"On se suicide plutôt moins à France Télécom qu'ailleurs"

  • A
  • A
"On se suicide plutôt moins à France Télécom qu'ailleurs"
Partagez sur :

"Parler d'une vague de suicides à France Télécom" est erroné, selon l’analyse d’un statisticien, publiée mardi dans La Croix.

"Il n'y a pas de vagues de suicides" à France Télécom, a estimé René Padieu, inspecteur général honoraire de l'Insee, président de la commission de déontologie de la société française de statistique, dans une chronique à paraître mardi dansle quotidien La Croix.

"En 2007, on avait pour la population d'âge d'actif (20 et 60 ans) un taux de suicide de 19,6 suicides pour 100.000", explique-t-il.

"24 suicides en 19 mois, cela fait 15 sur une année. L'entreprise compte à peu près 100.000 employés. Conclusion : on se suicide plutôt moins à France Télécom qu'ailleurs. Et semble-t-il, moins qu'il y a quelques années. Il n'y a pas de vague de suicide", affirme-t-il.

Selon lui, "ce qui fait sens ici n'est pas le chiffre lui-même, mais le fait de l'invoquer. Relevons que la révélation des suicides en cause suit la création, par un syndicat, d'un "observatoire du stress": quand on se met à observer quelque chose, on le voit apparaître".
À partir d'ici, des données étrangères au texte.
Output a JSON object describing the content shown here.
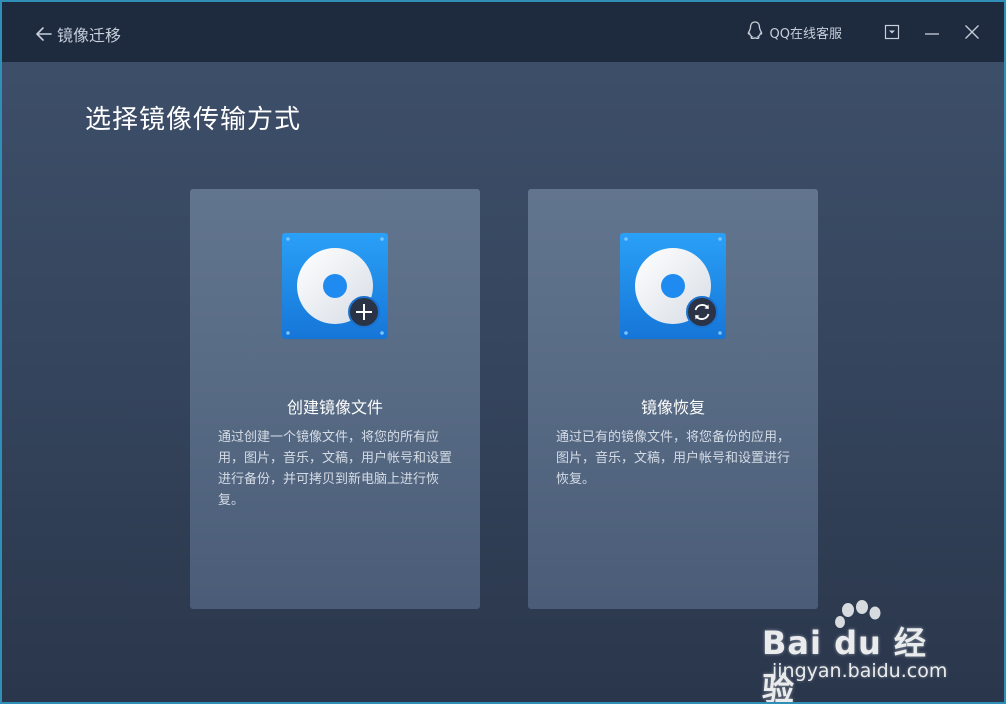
{
  "header": {
    "back_label": "镜像迁移",
    "qq_service": "QQ在线客服"
  },
  "page_title": "选择镜像传输方式",
  "cards": [
    {
      "title": "创建镜像文件",
      "description": "通过创建一个镜像文件，将您的所有应用，图片，音乐，文稿，用户帐号和设置进行备份，并可拷贝到新电脑上进行恢复。",
      "icon": "disk-add-icon"
    },
    {
      "title": "镜像恢复",
      "description": "通过已有的镜像文件，将您备份的应用，图片，音乐，文稿，用户帐号和设置进行恢复。",
      "icon": "disk-restore-icon"
    }
  ],
  "watermark": {
    "brand": "Bai du 经验",
    "url": "jingyan.baidu.com"
  },
  "colors": {
    "accent_border": "#2f8fb6",
    "titlebar": "#1e2a3e",
    "icon_blue": "#1e8bf0"
  }
}
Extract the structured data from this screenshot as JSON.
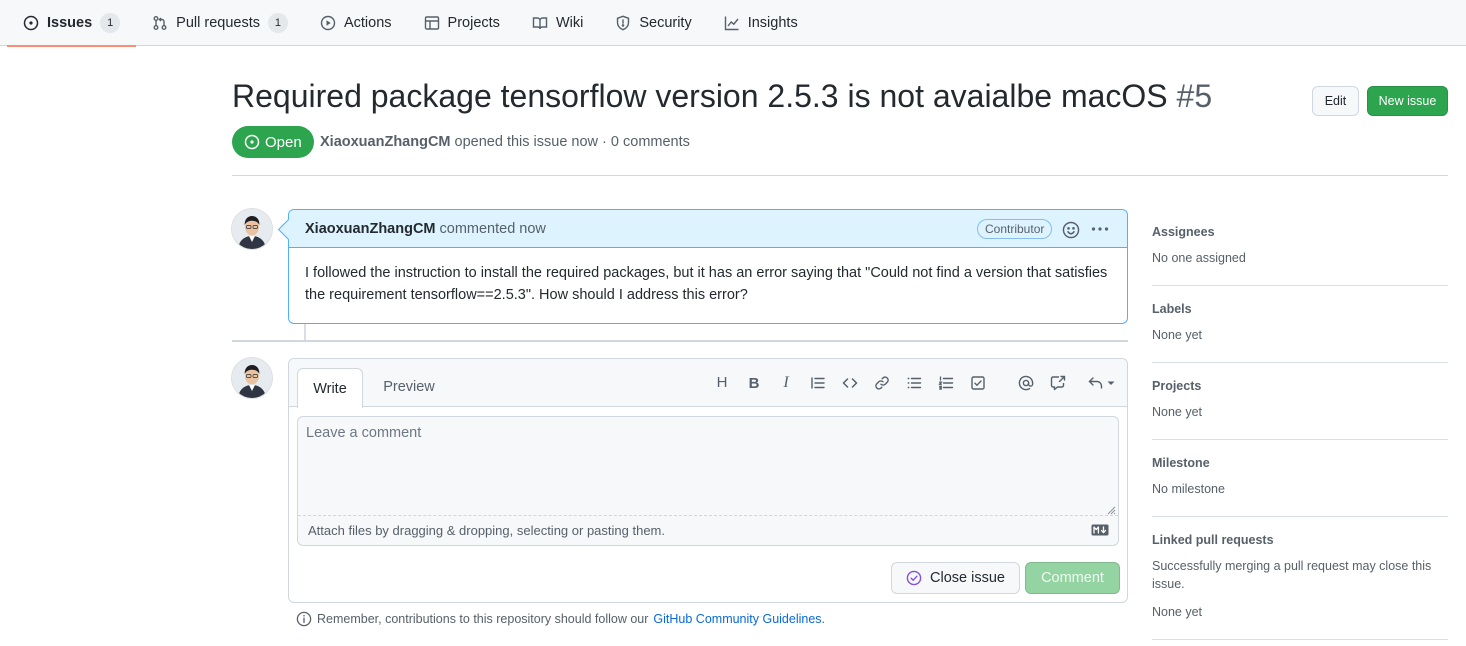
{
  "repo_nav": {
    "tabs": [
      {
        "label": "Issues",
        "count": "1",
        "icon": "issue-opened-icon",
        "selected": true
      },
      {
        "label": "Pull requests",
        "count": "1",
        "icon": "git-pull-request-icon"
      },
      {
        "label": "Actions",
        "icon": "play-icon"
      },
      {
        "label": "Projects",
        "icon": "table-icon"
      },
      {
        "label": "Wiki",
        "icon": "book-icon"
      },
      {
        "label": "Security",
        "icon": "shield-icon"
      },
      {
        "label": "Insights",
        "icon": "graph-icon"
      }
    ]
  },
  "issue": {
    "title": "Required package tensorflow version 2.5.3 is not avaialbe macOS",
    "number": "#5",
    "state": "Open",
    "author": "XiaoxuanZhangCM",
    "meta_text": "opened this issue now · 0 comments"
  },
  "header_buttons": {
    "edit": "Edit",
    "new_issue": "New issue"
  },
  "comment": {
    "author": "XiaoxuanZhangCM",
    "time_text": "commented now",
    "role_label": "Contributor",
    "body": "I followed the instruction to install the required packages, but it has an error saying that \"Could not find a version that satisfies the requirement tensorflow==2.5.3\". How should I address this error?"
  },
  "composer": {
    "tabs": {
      "write": "Write",
      "preview": "Preview"
    },
    "toolbar": {
      "heading": "H",
      "bold": "B",
      "italic": "I"
    },
    "placeholder": "Leave a comment",
    "drop_hint": "Attach files by dragging & dropping, selecting or pasting them.",
    "close_button": "Close issue",
    "comment_button": "Comment"
  },
  "guidelines": {
    "text": "Remember, contributions to this repository should follow our",
    "link": "GitHub Community Guidelines",
    "period": "."
  },
  "sidebar": {
    "assignees": {
      "heading": "Assignees",
      "value": "No one assigned"
    },
    "labels": {
      "heading": "Labels",
      "value": "None yet"
    },
    "projects": {
      "heading": "Projects",
      "value": "None yet"
    },
    "milestone": {
      "heading": "Milestone",
      "value": "No milestone"
    },
    "linked_prs": {
      "heading": "Linked pull requests",
      "note": "Successfully merging a pull request may close this issue.",
      "value": "None yet"
    }
  },
  "colors": {
    "open_green": "#2da44e",
    "accent_blue": "#0969da",
    "nav_underline": "#fd8c73",
    "close_purple": "#8250df"
  }
}
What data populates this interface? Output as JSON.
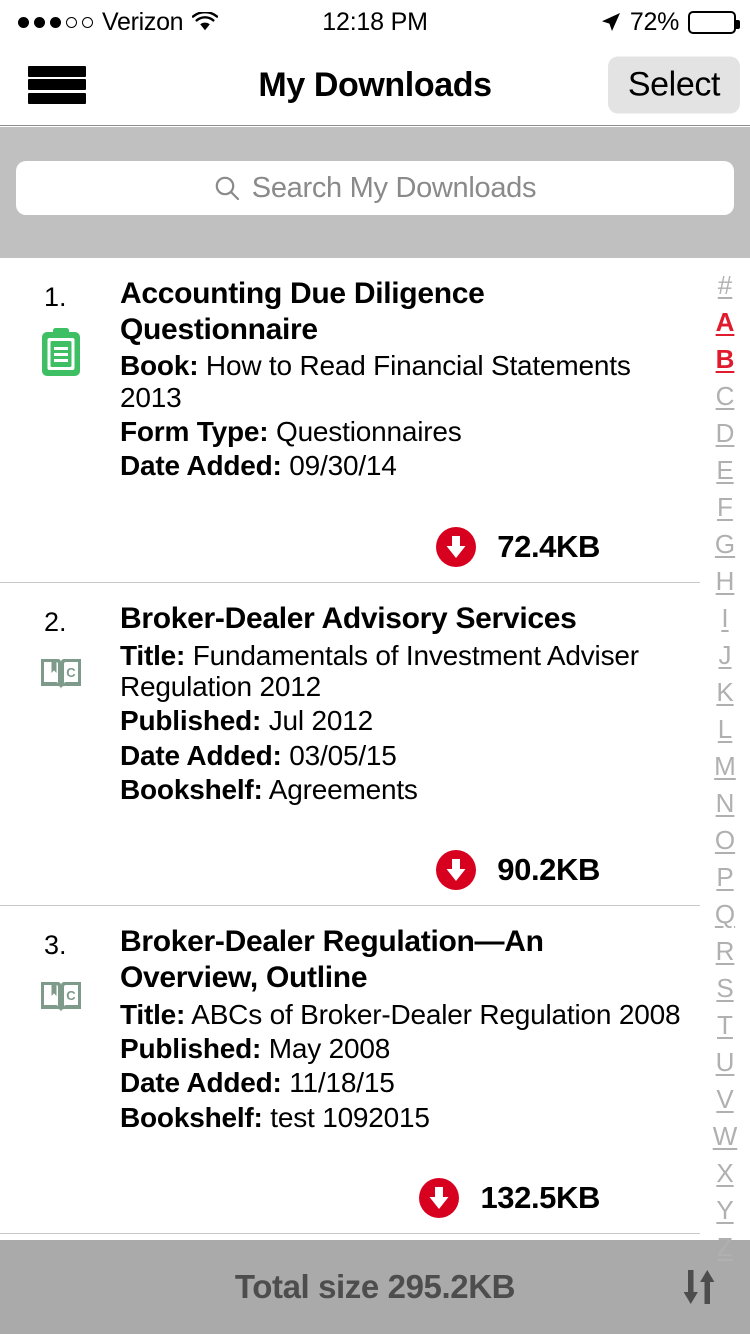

"Croire en l'existence de quelque chose qui n'est pas constitue ce qu'en psychiatrie on appelle un délire. Ici ce n'est personne en particulier, mais le corps social qui délire : salariés, direction, ministre, syndicat, journalistes, commentateurs, vous et moi tous ensemble", ajoute le statisticien. "Ce qui est dit dans ce délire n'est pas réel : c'est quand même un symptôme. Il signe quelque chose, un mal-être social", reconnaît-il.